張太后接著說:「這段日子,哀家覺得身子變沉了,好似不是自個兒的一樣。指不定那一日就……早做打算,也好減了哀家的憂心。」
「太后只要好好調理,定能鳳體康健,身輕如燕。」小鹿再次叩首,謹慎回話:「不過……」
「不過什麼?」張熙太后問。
「不過,以菱聽聞,早在靳朝,孟太后杖朝之年病重,修建了皇陵,原以為不多幾日便隨先帝去了。卻不想反倒是那皇陵日日保著孟太后活到了期頤。

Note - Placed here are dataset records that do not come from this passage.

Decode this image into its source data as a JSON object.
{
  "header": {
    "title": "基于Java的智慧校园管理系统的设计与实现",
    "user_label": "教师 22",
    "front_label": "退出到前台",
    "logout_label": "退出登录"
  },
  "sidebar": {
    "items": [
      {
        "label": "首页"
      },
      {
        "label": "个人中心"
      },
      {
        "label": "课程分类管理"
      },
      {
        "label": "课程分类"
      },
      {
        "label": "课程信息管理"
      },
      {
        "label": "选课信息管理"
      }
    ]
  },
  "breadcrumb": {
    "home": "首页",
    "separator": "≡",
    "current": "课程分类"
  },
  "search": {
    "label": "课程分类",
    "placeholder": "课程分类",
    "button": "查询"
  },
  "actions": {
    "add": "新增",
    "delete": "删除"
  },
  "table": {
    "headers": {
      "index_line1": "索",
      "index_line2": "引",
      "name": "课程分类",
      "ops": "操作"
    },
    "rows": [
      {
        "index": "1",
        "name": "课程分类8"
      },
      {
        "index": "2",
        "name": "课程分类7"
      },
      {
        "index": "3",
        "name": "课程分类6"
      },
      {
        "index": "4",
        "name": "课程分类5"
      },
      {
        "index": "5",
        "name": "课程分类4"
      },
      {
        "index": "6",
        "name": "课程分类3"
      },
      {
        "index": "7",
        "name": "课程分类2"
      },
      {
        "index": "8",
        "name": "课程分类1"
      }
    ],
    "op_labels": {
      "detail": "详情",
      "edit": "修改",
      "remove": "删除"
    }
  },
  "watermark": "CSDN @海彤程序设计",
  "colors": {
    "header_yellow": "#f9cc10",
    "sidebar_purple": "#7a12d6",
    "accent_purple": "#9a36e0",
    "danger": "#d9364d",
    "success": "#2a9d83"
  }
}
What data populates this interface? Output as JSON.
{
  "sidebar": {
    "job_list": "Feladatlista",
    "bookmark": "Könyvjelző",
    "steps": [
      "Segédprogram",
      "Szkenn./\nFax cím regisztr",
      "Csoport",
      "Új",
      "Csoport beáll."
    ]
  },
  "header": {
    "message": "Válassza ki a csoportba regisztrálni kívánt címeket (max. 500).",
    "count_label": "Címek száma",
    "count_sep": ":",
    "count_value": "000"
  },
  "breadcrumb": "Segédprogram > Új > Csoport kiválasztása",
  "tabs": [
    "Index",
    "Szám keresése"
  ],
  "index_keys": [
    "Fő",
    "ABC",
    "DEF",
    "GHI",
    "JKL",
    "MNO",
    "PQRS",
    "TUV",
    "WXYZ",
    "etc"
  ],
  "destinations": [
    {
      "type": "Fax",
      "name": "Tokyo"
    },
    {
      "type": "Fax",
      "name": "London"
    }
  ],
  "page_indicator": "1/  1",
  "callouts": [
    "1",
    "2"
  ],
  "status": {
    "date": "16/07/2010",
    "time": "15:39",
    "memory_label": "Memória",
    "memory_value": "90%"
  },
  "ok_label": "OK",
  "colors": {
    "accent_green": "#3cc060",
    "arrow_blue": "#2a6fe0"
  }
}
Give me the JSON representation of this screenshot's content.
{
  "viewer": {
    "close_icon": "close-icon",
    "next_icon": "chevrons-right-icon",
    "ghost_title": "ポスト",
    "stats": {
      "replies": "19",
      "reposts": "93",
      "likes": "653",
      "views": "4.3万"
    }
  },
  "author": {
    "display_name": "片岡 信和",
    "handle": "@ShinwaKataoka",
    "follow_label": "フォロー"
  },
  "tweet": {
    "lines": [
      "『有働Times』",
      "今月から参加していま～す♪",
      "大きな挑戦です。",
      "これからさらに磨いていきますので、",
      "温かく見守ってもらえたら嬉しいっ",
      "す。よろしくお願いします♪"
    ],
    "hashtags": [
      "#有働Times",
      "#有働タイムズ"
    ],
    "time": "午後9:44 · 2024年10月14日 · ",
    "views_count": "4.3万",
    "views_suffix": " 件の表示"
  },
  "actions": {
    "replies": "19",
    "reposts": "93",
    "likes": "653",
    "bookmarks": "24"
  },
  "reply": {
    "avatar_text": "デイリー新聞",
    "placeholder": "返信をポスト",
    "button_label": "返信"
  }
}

若太后執意如此,以菱定當盡心繪製貼合太后心意的皇陵圖,以求安保太后頤養天年。」
張太后滿意地點了點頭,說:「嗯。如此甚好。」
「太后,那皇上那邊……」劉嬤嬤心疼地問。
張太后看了她一眼,說:「哀家早已與皇上提過了。放心吧!」片刻之後,她又問鹿以菱:「如今承恩宮在建,不能誤了工期,你不必著急哀家的陵宮,先繪圖吧!」
小鹿俯身跪下,叩首道:「以菱遵旨!」
「下去吧!」張太后一擺手,收起蒲扇,端茶飲水。
小鹿起身退下。
從壽康宮回去的路上,鹿以菱卻撞上了前往金康殿的駱胤燃和振羽。
小鹿忙跪地叩首:「以菱見過殿下,殿下金安!」
駱胤燃腳步一停,掃了她一眼,又看了看她來的方向,問:「此時,你不在基地,怎麼會來這兒?」
小鹿說:「回殿下,是劉嬤嬤帶以菱入宮的。」
「劉嬤嬤?」駱胤燃想了下,才問:「太后召你進宮,所謂何事?」
「回殿下,太后要以菱謹言慎行,此事不宜外傳。」鹿以菱看了看巷內四處的侍衛,冒死撒謊。
太后修建皇陵此乃關係太后鳳體,若是提前說出去,必定會招來禍事,倒不如伺機隱瞞的好。
駱胤燃雖不信,卻仍命她起身:「你倒是忠誠。起來吧!」
「謝殿下。」小鹿起身道。
駱胤燃已有數日未給張太后請安了,此時卻見她召見小鹿進宮,略有疑慮,但看她神色如常,不像是有事,便只催促她早些出宮。
「這兩日,西戎的玉石、東翼的絲綢都會相繼送來,你且做好清點驗收。」他的語氣淡淡的。
「是!」小鹿低頭回道,再抬頭時,他人已走遠了。
小鹿回頭看了一眼壽康宮,心裡有了主意,迅速出宮了。
回到基地時,已是申時。
王巡半天找不到鹿以菱,對著基地的匠人們,一通亂罵。
小鹿忙跑上前,問道:「大總管,您找我!都是我的錯,別牽連大家。」
這時,有幾個匠人鄙夷地看了她一眼,陰陽怪氣道:「哼!她當上了監工,人不在,還要這些人替她背鍋捱罵!」
遠處的白雨茵靜靜地聽著,心裡有了主意。
「別說了,聽說是太后傳去了。」有人輕輕撞了說話人的胳膊,小聲提醒道。